2 Ocak 2017 Pazartesi

Deneme Yayın 8

Deneme Yayın 8


  • Yazıya başlamadan önce aklınızdan çıkarmamanız gereken çok önemli bir nokta var; siz aslında güçlüden yanasınız (şu durumda süpermarketten). İşin ince kısmı burası zaten. Sürekli tarafsızmış ve hatta güçsüzden yanaymış gibi yapacaksınız asıl safınız belli olmasın diye. Bunu yaparken geçmişe dönük referansları sıklıkla kullanacaksınız.
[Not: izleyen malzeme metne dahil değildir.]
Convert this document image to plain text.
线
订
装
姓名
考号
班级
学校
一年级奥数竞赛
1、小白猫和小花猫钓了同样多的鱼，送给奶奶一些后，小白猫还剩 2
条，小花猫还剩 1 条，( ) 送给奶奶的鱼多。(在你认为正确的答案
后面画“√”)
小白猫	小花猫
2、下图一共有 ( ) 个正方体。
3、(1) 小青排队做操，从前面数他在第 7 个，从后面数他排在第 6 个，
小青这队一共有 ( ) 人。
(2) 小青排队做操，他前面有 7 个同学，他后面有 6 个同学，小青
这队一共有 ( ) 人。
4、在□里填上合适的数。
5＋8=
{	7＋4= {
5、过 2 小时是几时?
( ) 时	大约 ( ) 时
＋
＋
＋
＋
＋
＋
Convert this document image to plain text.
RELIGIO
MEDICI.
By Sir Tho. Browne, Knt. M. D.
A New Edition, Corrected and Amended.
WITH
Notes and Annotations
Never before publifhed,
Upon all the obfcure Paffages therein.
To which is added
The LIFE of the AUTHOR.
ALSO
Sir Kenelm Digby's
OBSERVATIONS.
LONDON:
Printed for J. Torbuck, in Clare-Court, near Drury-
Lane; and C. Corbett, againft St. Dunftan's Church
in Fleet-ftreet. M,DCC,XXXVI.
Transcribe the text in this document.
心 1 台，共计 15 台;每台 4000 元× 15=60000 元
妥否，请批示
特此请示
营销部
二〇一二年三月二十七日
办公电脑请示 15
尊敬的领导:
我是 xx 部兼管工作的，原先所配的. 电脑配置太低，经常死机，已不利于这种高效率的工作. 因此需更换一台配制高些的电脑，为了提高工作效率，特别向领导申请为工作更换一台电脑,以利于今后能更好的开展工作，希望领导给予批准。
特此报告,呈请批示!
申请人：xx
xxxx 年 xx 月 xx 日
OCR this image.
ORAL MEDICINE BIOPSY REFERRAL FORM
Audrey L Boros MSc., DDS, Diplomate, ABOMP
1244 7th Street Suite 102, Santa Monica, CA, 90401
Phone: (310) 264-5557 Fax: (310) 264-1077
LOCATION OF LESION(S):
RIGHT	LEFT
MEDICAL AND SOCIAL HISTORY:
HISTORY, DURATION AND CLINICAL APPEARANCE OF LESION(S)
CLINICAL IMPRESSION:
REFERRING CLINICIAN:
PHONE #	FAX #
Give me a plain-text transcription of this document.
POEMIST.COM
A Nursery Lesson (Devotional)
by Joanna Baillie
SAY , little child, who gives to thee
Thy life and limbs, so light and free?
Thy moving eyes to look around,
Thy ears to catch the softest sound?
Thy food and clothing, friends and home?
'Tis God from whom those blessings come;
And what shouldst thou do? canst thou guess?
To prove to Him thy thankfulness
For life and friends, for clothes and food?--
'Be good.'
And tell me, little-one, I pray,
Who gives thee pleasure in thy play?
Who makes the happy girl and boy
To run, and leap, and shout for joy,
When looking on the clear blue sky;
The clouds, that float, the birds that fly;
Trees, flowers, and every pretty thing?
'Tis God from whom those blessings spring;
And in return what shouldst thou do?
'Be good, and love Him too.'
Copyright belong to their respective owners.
Nostaljiye ve yaşanmışlıklara atıf da çok önemli.
Pazarcılar ve süpermarketler arasında adı konulmamış bir savaş var bu ara.
(Uzun paragraflarla göz yormamak için sık sık enter tuşuna basıp cümleleri ayırın)
Beni bilen bilir. Her zaman oyumu pazardan yana kullanmışımdır.
(“ama” demeden önce pazarı ve pazarcıları övebildiğiniz kadar övün)
Annemin peşine takılıp gittiğim semt pazarlarının tadını hiçbir yerde bulamadım.
Pazardaki taze meyve-sebze kokusu üç sokak öteden alınırdı.
(örnekler anılara ne kadar dokunursa o kadar iyi)
Pazardan alınan biberle yapılan kızartma benim için dünyanın en güzel yemeğiydi. (sıra geldi “ama”ya, ufaktan pazarı ve pazarcıyı yermeye başlıyoruz)
Ama şimdi ne o pazarlar kaldı ne de pazarcılar.
  • Kıyaslamalar çok önemli. Yine pazardan yanayız ama över gibi yaparak yeriyoruz.
O zamanlar, kese kağıdının içine bir tane çürük domates karışsa; o pazarcı utancından bir daha o pazara gelemezdi. Şimdiyse poşetin içinde sağlam domates ara ki bulasın.